Pet Wills Are Newest Trend in Estate Planning

Pets are now being incorporated into their owners’ wills and estates.

It is usually recommended for someone to prepare their will by the time they reach 40, and more and more pet owners are adding a specific clause into their will to protect their furry friends.

For many Americans, their pets are much like family. Beverley Passetti considers her three pets, Lennon, Toby, and Shylo, to be her children, and does her best to take care of all their needs. She has even gone so far as to protect her four-legged companions legally, in case something happens to her and they are left alone.

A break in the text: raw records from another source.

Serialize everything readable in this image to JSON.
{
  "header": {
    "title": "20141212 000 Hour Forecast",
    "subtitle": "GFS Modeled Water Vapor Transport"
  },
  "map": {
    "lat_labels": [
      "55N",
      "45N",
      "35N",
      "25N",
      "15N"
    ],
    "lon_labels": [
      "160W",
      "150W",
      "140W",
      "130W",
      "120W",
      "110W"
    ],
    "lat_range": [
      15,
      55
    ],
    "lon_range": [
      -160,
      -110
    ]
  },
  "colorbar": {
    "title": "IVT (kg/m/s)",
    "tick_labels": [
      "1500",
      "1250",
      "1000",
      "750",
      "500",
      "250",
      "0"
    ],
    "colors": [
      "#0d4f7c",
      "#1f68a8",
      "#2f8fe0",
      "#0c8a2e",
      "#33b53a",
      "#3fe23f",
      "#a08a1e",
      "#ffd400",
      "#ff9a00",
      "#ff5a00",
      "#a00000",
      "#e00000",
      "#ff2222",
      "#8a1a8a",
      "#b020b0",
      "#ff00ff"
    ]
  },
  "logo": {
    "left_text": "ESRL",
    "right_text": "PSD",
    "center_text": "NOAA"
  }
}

Passetti is just one of the growing numbers of Americans who are going the legal route to secure their pet’s future. These people believe that in case they die, their dogs should enjoy the same standard of living they’ve been used to their entire life. Lucky for them, Pet Will is able to help.

Pet Will is a brand new website that specializes in creating a living will and an estate plan for an animal in the chance of their owner’s death. All the owner has to do is upload a picture, fill out the animal’s dietary and medical information, and then their pet’s profile is created. The goal is to have benefactors donate to a pet by viewing their profile to ensure they are treated properly with their new owners. The living wills are legal and binding in all 50 states.

Any and all animals can be registered on Pet Will; in Passetti’s case, she registered her cat, dog, and turtle.

Pet Will’s website gives a whole new vibe to estate planning and wills — just a few years ago, planning for a pet’s care once the owner died was only for the rich and famous. But now, pet planning is easily accessible and most lawyers offer this service, giving caring owners peace of mind that their beloved pets will be in good hands in case the worse happens.

Attorney Jane K. Penhaligen, who offers pet planning and wills, explains to Mercury News, that pet planning is of utmost importance simply because pets cannot advocate for their own needs.

“Estate planning for pets is for anyone, regardless of their income,” Penhaligen explains. “You wouldn’t want to leave your children without a guardianship. While your children grow up to become adults, pets will always need guardians.”